The result is a joyous weekly musical get-together that everyone can join in, whether they’re strumming along on the ukulele, keeping the beat with rhythm sticks and tambourines, or simply singing along.
“The ukulele is hugely popular everywhere at the moment,” Mr McGrath said.
“It’s approachable and can be a good introduction to learning an instrument because it’s quite user-friendly and very forgiving.”
To help get the sessions at Baptistcare Yallambee up and running, the local community donated a number of ukuleles, which Mr McGrath tuned and repaired for free.

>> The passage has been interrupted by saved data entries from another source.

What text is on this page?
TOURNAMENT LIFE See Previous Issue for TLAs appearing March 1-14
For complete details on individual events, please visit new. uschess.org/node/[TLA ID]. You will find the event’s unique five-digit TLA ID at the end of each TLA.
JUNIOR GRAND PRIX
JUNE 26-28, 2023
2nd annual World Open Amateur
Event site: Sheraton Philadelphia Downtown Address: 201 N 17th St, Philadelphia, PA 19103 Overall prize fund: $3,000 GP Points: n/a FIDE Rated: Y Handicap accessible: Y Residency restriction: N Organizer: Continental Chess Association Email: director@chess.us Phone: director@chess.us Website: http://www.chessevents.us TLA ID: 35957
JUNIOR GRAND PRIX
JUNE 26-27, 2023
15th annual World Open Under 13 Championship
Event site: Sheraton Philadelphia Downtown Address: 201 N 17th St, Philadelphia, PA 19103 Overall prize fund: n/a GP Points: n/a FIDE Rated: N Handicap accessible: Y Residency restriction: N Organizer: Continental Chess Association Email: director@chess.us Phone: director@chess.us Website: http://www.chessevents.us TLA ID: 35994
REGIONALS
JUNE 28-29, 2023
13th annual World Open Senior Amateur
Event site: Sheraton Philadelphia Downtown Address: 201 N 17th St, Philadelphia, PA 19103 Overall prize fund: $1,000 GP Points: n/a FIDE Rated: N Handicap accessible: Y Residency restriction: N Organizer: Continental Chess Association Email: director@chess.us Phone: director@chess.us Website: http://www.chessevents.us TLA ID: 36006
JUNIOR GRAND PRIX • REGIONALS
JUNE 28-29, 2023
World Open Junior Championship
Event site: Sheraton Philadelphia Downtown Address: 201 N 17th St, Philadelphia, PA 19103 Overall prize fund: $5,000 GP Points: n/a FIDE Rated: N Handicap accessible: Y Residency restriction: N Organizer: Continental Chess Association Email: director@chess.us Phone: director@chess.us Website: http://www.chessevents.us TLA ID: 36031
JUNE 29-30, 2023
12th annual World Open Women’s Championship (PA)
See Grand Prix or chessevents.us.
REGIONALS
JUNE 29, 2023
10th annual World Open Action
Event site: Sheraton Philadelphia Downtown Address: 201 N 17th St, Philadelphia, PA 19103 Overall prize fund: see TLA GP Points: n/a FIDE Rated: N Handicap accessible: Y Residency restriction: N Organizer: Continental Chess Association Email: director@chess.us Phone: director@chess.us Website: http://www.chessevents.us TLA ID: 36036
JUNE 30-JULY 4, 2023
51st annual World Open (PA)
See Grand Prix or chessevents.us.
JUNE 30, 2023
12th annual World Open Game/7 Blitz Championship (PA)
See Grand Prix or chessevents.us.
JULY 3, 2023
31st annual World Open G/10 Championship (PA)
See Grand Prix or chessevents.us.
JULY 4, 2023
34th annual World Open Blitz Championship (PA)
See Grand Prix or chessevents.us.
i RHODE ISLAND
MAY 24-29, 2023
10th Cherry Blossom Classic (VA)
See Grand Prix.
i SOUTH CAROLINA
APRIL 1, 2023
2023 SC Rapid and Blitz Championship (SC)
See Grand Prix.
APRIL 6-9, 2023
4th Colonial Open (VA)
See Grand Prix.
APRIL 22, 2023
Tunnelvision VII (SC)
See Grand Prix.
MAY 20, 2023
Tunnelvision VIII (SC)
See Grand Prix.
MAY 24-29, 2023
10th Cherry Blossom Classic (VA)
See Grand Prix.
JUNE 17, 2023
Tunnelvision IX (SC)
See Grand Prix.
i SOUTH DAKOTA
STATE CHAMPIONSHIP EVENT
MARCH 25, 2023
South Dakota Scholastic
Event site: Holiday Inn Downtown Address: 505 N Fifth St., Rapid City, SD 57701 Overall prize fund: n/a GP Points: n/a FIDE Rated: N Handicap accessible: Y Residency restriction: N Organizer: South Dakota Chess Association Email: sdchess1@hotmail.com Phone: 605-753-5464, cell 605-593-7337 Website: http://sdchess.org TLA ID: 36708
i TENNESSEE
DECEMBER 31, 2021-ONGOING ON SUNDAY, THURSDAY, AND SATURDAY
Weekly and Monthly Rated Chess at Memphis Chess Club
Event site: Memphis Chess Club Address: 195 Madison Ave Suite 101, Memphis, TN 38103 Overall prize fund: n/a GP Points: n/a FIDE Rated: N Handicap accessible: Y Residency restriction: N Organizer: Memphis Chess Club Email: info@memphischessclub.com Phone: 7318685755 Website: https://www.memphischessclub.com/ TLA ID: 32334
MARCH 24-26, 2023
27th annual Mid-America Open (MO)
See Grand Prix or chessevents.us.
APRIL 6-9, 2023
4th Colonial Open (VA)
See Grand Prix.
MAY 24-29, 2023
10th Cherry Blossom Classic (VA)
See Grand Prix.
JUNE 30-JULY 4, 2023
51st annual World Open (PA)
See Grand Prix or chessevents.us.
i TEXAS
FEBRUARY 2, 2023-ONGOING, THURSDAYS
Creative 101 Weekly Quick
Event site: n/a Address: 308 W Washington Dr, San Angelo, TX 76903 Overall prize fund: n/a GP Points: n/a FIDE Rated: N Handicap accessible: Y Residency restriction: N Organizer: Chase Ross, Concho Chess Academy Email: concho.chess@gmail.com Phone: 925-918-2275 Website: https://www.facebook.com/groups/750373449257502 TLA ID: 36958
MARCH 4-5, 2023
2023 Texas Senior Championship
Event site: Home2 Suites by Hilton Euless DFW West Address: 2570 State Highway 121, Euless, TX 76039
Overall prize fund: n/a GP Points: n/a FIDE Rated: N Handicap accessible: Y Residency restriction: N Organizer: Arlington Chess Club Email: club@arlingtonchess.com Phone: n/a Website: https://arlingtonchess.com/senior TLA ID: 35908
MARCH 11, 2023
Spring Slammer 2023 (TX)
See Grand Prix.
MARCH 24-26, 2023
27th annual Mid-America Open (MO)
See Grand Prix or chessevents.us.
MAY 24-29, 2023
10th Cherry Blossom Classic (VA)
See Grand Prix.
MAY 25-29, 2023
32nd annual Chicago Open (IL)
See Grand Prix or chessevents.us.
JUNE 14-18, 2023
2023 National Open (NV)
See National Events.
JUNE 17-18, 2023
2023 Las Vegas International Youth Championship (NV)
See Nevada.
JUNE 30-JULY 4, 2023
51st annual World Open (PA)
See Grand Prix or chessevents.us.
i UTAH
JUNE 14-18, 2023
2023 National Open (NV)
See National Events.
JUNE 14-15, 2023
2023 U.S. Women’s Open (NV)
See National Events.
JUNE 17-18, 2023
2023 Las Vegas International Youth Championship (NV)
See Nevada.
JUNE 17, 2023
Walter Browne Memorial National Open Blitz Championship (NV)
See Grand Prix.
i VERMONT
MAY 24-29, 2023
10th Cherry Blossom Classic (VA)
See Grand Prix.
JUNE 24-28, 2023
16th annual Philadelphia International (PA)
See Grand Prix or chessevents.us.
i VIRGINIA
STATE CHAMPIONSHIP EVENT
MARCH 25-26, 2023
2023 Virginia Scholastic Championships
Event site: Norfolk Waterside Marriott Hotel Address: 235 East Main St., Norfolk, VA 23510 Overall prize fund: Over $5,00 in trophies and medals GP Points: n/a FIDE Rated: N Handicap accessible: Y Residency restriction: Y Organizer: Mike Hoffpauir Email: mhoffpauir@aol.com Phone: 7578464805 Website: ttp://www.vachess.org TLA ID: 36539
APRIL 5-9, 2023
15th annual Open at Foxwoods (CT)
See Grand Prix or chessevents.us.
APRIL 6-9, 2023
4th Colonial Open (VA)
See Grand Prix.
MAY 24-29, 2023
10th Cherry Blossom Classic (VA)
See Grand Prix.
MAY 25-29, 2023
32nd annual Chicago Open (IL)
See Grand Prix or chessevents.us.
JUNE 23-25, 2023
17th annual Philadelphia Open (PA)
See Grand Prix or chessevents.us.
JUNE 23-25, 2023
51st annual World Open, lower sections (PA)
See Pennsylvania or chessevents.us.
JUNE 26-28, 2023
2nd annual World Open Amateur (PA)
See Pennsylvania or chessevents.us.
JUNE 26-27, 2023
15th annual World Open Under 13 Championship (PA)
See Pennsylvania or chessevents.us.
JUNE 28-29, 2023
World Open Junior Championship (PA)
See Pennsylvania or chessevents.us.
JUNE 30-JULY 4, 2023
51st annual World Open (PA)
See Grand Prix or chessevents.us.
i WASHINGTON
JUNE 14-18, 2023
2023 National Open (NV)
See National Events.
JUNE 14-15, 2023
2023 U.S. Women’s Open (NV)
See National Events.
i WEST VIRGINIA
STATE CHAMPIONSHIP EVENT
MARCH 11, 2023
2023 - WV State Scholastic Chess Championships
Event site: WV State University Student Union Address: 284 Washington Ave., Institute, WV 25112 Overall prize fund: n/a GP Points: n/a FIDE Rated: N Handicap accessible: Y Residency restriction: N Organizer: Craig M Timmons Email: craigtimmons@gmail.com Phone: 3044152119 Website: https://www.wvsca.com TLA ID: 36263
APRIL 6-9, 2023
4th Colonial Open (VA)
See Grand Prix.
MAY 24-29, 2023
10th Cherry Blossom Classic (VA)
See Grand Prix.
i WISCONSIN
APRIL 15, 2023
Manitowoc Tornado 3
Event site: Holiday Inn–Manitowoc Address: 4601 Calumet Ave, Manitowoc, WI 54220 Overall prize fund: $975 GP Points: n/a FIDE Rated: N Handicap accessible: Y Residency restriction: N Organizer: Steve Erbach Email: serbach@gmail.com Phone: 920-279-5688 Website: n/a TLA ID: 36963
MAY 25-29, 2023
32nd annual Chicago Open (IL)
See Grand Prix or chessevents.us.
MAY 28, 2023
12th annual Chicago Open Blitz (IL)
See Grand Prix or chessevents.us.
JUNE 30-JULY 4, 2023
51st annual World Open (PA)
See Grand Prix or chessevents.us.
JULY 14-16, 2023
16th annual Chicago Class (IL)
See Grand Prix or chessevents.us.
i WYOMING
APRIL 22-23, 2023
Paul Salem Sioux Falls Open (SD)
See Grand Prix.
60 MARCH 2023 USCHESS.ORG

“Some of the residents in the group played an instrument as a child so are enjoying the opportunity to pick up one up again, while others have never played before,” he said.
“The beauty of the ukulele is that it’s largely an accompanying instrument, so you can just strum along and feel part of the music.”
Mr McGrath has been teaching guitar and ukulele for 15 years and said volunteering at Baptistcare Yallambee was very rewarding.
“I haven’t volunteered before or taught in a residential care environment, so I too am getting a lot out of the sessions,” he said.
Music is a big part of life at Baptistcare Yallambee, although this is the first time that music lessons have been organised. Choir practice, musical bingo and music quizzes are all weekly highlights on the busy Baptistcare Yallambee activities calendar.
Leanne Ruggiero, Lifestyle Coordinator at Baptistcare Yallambee, said the ukulele sessions were something new and different.
“The lessons have evolved into joyful weekly music and sing-along gatherings that bring a range of benefits, and it’s good fun too,” Ms Ruggiero said.
“A number of residents are keen to focus on the ukulele, while others enjoy just being part of the music-making and singing.
“At Baptistcare, we are always listening to what the residents want, which means trying new things and seeing where they lead,” Ms Ruggiero said.